THE BLING KING
The New Yorker|May 22, 2023
Philipp Plein's maximalist designs
NAOMI FRY
THE BLING KING

Philipp Plein, the forty-five-year-old German fashion designer, is thin and muscular, with stiffly gelled hair, a stubbled jawline, and arms covered in tattoos (the word “Billionaire” in fat lettering; a cross with “Veni Vidi Vici”; a sad-faced Jesus). Since founding his eponymous clothing brand, in the late nineteen-nineties, Plein has become an effective hawker of loudly luxurious wares, beloved by customers with a taste for the extravagant, if often sneered at by the fashion establishment. His runway shows are elaborate affairs, featuring pyrotechnics and, occasionally, Jet Skis. “I’m trying to fuck your mind tonight,” he told an audience in Milan, in 2015. For that show, which was opened by the rapper Azealia Banks, Plein had a roller coaster (which some of the models rode) installed on the catwalk, leading to media speculation that the event may have been “the most expensive fashion show ever.”
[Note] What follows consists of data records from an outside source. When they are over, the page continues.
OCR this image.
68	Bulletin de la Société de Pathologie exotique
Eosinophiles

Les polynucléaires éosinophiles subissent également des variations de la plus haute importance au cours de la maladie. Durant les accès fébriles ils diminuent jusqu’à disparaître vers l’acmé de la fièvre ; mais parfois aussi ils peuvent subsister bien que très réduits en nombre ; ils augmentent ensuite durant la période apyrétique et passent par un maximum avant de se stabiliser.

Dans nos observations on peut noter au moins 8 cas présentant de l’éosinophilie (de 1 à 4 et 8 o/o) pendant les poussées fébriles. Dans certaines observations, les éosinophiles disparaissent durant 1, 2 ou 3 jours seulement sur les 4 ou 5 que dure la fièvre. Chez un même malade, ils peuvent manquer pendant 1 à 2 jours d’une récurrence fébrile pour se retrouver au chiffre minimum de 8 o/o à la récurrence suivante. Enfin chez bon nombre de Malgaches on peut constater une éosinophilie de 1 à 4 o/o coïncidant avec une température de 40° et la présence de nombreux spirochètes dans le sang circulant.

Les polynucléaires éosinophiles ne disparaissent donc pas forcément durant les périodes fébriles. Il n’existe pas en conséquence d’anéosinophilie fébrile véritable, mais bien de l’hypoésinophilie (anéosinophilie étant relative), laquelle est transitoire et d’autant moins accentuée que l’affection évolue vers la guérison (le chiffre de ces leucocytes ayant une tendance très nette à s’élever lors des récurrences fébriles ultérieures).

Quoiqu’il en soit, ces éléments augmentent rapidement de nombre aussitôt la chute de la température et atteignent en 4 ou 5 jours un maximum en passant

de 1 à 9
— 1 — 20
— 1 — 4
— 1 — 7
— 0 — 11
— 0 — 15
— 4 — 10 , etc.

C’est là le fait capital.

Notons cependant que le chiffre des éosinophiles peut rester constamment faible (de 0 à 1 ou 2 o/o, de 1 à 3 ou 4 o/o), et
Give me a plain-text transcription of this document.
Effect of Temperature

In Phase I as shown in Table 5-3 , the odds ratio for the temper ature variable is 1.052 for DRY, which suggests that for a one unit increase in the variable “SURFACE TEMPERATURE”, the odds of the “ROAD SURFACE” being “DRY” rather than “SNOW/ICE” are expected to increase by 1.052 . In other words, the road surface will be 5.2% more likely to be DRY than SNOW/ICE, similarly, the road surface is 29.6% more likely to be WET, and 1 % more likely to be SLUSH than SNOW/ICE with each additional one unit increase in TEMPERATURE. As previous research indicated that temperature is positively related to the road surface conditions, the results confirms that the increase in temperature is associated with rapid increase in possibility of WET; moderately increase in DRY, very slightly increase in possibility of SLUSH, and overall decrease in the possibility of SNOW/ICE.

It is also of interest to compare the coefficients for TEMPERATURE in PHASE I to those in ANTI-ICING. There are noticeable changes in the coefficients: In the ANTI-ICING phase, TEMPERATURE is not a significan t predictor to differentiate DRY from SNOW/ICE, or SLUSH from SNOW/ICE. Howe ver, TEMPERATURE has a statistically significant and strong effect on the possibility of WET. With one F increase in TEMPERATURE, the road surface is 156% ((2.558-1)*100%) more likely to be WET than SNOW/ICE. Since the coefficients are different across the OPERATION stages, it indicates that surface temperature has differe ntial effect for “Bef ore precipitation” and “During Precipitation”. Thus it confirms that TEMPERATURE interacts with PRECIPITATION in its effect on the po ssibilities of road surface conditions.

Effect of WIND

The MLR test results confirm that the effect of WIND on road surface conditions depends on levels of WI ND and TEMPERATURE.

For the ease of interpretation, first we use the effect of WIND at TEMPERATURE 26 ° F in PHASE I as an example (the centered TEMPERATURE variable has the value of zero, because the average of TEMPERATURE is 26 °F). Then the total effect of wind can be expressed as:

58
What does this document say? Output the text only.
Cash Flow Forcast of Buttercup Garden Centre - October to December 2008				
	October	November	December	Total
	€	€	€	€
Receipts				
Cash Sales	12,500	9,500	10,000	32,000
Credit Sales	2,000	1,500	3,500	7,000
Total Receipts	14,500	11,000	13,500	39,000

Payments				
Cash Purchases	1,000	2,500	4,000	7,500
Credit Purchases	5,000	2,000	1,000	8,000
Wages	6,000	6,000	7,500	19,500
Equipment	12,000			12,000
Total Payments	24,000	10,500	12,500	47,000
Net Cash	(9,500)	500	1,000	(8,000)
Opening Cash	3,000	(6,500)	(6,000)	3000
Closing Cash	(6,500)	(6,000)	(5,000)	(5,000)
Plein serves as his brand’s best living advertisement. He mostly wears clothing of his own design: skinny leather pants with a wealth of zippers; skull-emblazoned sweaters; chunky sneakers with a prominent Philipp Plein double-“P” logo; slim-cut jackets in exotic-animal pelts; oversized crystal-studded watches. His naughty-playboy look combines elements of well-off hair-metal rocker in his dot-age, white hip-hop impresario, and “Jersey Shore” cast member. “Which hetero guy in the world wouldn’t want to look like this?” his global wholesale director, Fabien Girardi, asked me.

This story is from the May 22, 2023 edition of The New Yorker.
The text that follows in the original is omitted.